Kokuların ve Koklama Duyusunun İnsanlar Üzerindeki Etkileri
Koku alma duyusu (veya olfaction) en önemli duyularımızdan biridir ve beynimizin duygu, hafıza ve üretkenliği etkileyen kısmında yer alır. Koku alma duyusu 24 saat boyunca çalışır ve hiçbir zaman “kapatılamayan” tek duyudur. Vücudun ilk ve en tanımlayıcı deneme mekanizmasıdır, bir ortamın iyi ya da kötü olduğunu anında değerlendirir. İnsanda koku duyusu, günlük duyguların %75’ini etkiler ve hafızada önemli bir rol oynar. İnsan, 10,000’in üzerinde koku molekülünü birbirinden ayırt edebilir. Bu koku molekülleri, teneffüs yoluyla burnun içine girer ve koku reseptörleriyle etkileşime geçer. Koku reseptörleri, bu bilgiyi beynimizin limbik sisteminde bulunan koku alma merkezine iletir. Limbik sistem, zamanda hafıza ve duyguları kontrol etmesinin yanı sıra iştah, sinir sistemi, vücut sıcaklığı, stres seviyesi ve konsantrasyonu etkileyen hormonların salgılanmasını kontrol eden hipofiz bezi ve hipotalamus alanı ile bağlantılıdır. Koku alma sistemi beyinde yer aldığından, koku alma duyusu hafıza, ruhsal durum, stres ve konsantrasyon ile yakından ilişkilidir. Duyguların iletişimi koku ile yapılabilir. Kokunun ruhsal durum, hafıza, duygular, eş seçimi, bağışıklık sistemi ve hormonları etkilediği yönünde iddialar da bulunmaktadır. Akademisyenler ve araştırmacılar, kokunun en basit tanımıyla istekleri doğrulayan bir ruh hali ürettiği ve bu yüzden etkili olduğu yönünde fikir birliği içerisindedirler. Aristo’nun tanımladığı beş duyudan ikisi olan koku ve tat alma, “kimyasal duyular” olarak adlandırılır ve kimi zaman birbirinden ayrı değil bir tek duyu olarak değerlendirilir. Aldığımız tatların yaklaşık %80’i aslında koku alma duyumuz tarafından şekillenir. Koku alma duyusu olmasaydı sadece beş tadı algılayabilirdik: tatlı, tuzlu, ekşi, acı ve baharatlı.

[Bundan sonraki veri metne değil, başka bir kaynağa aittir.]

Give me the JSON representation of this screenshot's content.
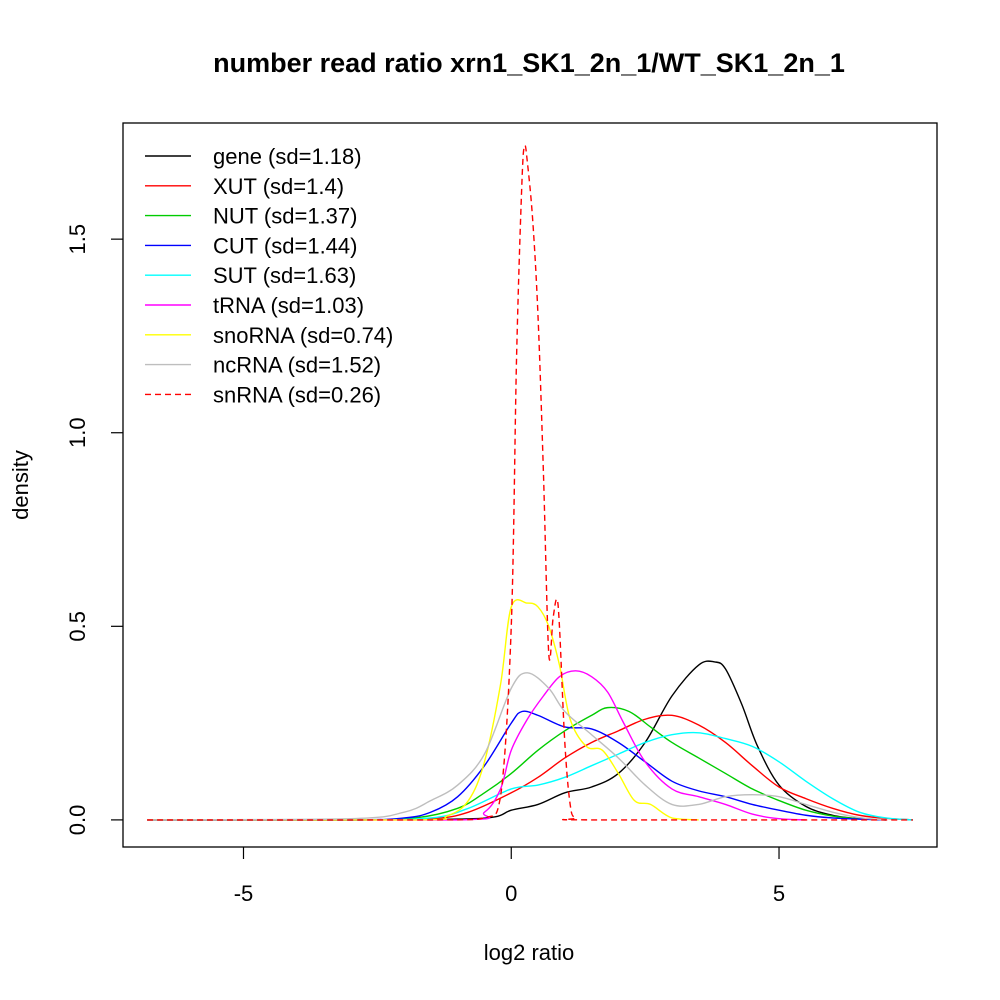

Bir yemeğin tadını aynı bırakıp sadece kokusunu değiştirmek, lezzeti ile oynamak için yeterlidir. Aslında koku alma duyumuz açken daha kuvvetlidir. Bir koku, havada genellikle çok düşük konsantrasyonda çözünmüş bulunan ve koku alma duyumuzla algılayabildiğimiz bir kimyasaldır. Araştırmalardan elde edilen sonuçlar: Tüm kokuların algılanması nesneldir ve insanın kültürel yapısına veya duygusal haline bağlıdır. İnsanın koku alma sistemi zaman içerisinde değişir ve hem kötü hem iyi kokuları, çok güçlü olmadıkları durumlarda, belirlemekte zorlanır. Buna kokusal adaptasyon adı verilir ve bir kokuya ya da esansa adapte olmak için genellikle bir saat gibi bir süre yeterlidir. Örneğin esanslandırılmış bir ortamda çalışan insanlar genellikle bu esansa adapte olur ve kokusunu ayırt edemezken dışarıdan bu ortama girenler kokuyu derhal ayırt edebilir. Çalışmalar, fark edilebilir bir seviyede yayılmış hoş kokuların tüketici isteklerini doğruladığını, işyeri üretkenliğini artırdığını, ayrıca da sağlık ve tıbbi durumlara yardımcı olduğunu göstermektedir: ABD’de bir kumarhanede gerçekleştirilen bir denemede, test alanına hoş bir koku verildikten sonra kumar gelirlerinde %48’lik bir artış sağlandığı görülmüştür. Deneme sonucunda, havadaki fark edilir kokunun müşterinin muhakeme yeteneğini etkilemeden ve aşırı kumar oynama arzusunu körüklemeden ruh halini ve isteğini artırdığı sonucuna varılmıştır. 1989’da gerçekleştirilen bir denemede ise müşterilerin, esanslandırılan bir mücevher mağazasını gezmek için daha fazla zaman harcadıkları görülmüştür.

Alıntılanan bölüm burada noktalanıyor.